In simpler terms, Pascale and Sternin in their book, Positive Deviance: How Unlikely Innovators Solve the World’s Toughest Problems, share how the following 4 steps are important in moving towards the Positive Deviance process:
- Define the problem and desired outcome.
- Determine common practices.
- Discover uncommon but successful behaviors and strategies through inquiry and observation.
- Design an action learning initiative based on findings.
For which they also provide 4 characteristics of the Positive Deviance process:
- It is generative.
- It is based on strengths and assets.
- It is not expert driven. Community members provide culturally appropriate expertise.
- It is embedded in the social context of the community.

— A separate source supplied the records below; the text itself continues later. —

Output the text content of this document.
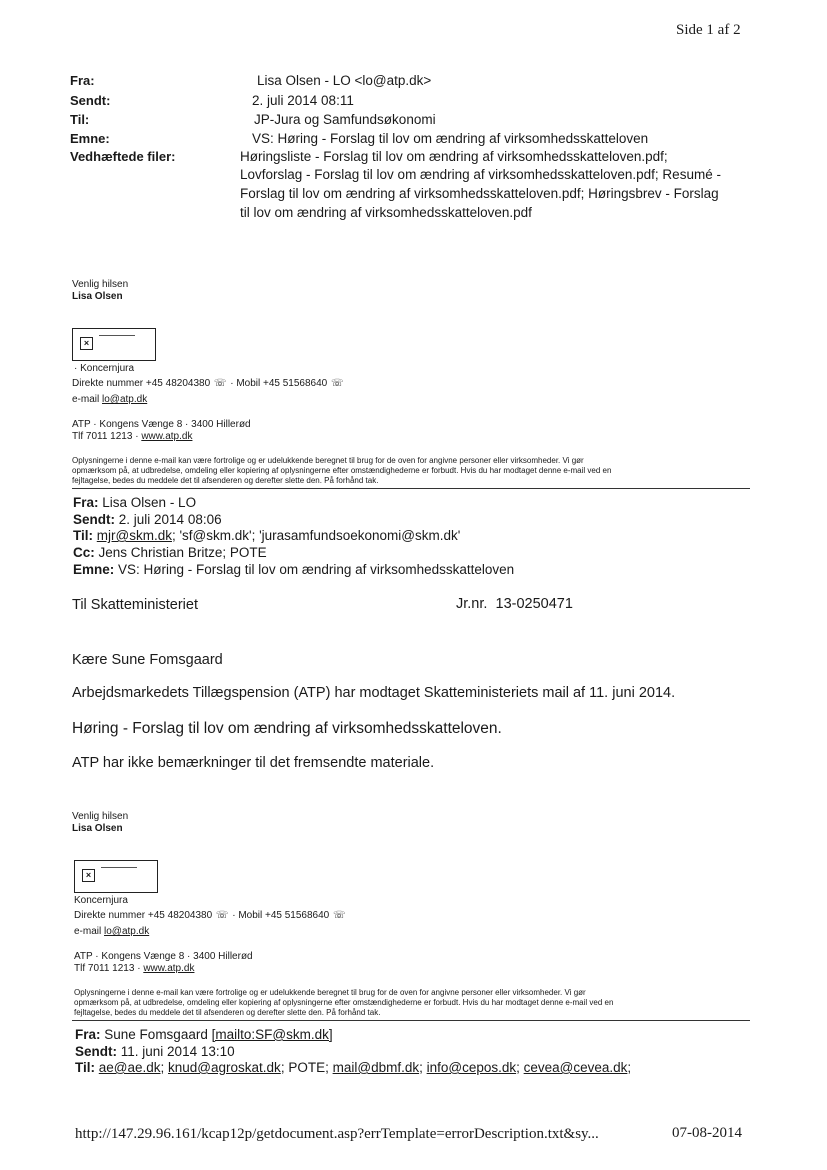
Side 1 af 2
Fra:	Lisa Olsen - LO <lo@atp.dk>
Sendt:	2. juli 2014 08:11
Til:	JP-Jura og Samfundsøkonomi
Emne:	VS: Høring - Forslag til lov om ændring af virksomhedsskatteloven
Vedhæftede filer:	Høringsliste - Forslag til lov om ændring af virksomhedsskatteloven.pdf;
Lovforslag - Forslag til lov om ændring af virksomhedsskatteloven.pdf; Resumé -
Forslag til lov om ændring af virksomhedsskatteloven.pdf; Høringsbrev - Forslag
til lov om ændring af virksomhedsskatteloven.pdf
Venlig hilsen
Lisa Olsen
×
· Koncernjura
Direkte nummer +45 48204380 ☏ · Mobil +45 51568640 ☏
e-mail lo@atp.dk
ATP · Kongens Vænge 8 · 3400 Hillerød
Tlf 7011 1213 · www.atp.dk
Oplysningerne i denne e-mail kan være fortrolige og er udelukkende beregnet til brug for de oven for angivne personer eller virksomheder. Vi gør
opmærksom på, at udbredelse, omdeling eller kopiering af oplysningerne efter omstændighederne er forbudt. Hvis du har modtaget denne e-mail ved en
fejltagelse, bedes du meddele det til afsenderen og derefter slette den. På forhånd tak.
Fra: Lisa Olsen - LO
Sendt: 2. juli 2014 08:06
Til: mjr@skm.dk; 'sf@skm.dk'; 'jurasamfundsoekonomi@skm.dk'
Cc: Jens Christian Britze; POTE
Emne: VS: Høring - Forslag til lov om ændring af virksomhedsskatteloven
Til Skatteministeriet	Jr.nr. 13-0250471
Kære Sune Fomsgaard
Arbejdsmarkedets Tillægspension (ATP) har modtaget Skatteministeriets mail af 11. juni 2014.
Høring - Forslag til lov om ændring af virksomhedsskatteloven.
ATP har ikke bemærkninger til det fremsendte materiale.
Venlig hilsen
Lisa Olsen
×
Koncernjura
Direkte nummer +45 48204380 ☏ · Mobil +45 51568640 ☏
e-mail lo@atp.dk
ATP · Kongens Vænge 8 · 3400 Hillerød
Tlf 7011 1213 · www.atp.dk
Oplysningerne i denne e-mail kan være fortrolige og er udelukkende beregnet til brug for de oven for angivne personer eller virksomheder. Vi gør
opmærksom på, at udbredelse, omdeling eller kopiering af oplysningerne efter omstændighederne er forbudt. Hvis du har modtaget denne e-mail ved en
fejltagelse, bedes du meddele det til afsenderen og derefter slette den. På forhånd tak.
Fra: Sune Fomsgaard [mailto:SF@skm.dk]
Sendt: 11. juni 2014 13:10
Til: ae@ae.dk; knud@agroskat.dk; POTE; mail@dbmf.dk; info@cepos.dk; cevea@cevea.dk;
http://147.29.96.161/kcap12p/getdocument.asp?errTemplate=errorDescription.txt&sy...	07-08-2014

Ultimately, finding the positive deviants and bright spots in the system is both an unconventional and intentional act. It requires moving past conventional wisdom of the day, past the external experts, and truly determining what is happening successfully (already) within the organization or system, why is it happening, how it is happening, and in what ways can we scale and spread it across our teams, our groups, the community, and eventually, the entire organizational ecosystem.
Or as Pascale and Sternin share, “Positive deviance? An awkward, oxymoronic term. The concept is simple: look for the outliers who succeed against all odds.”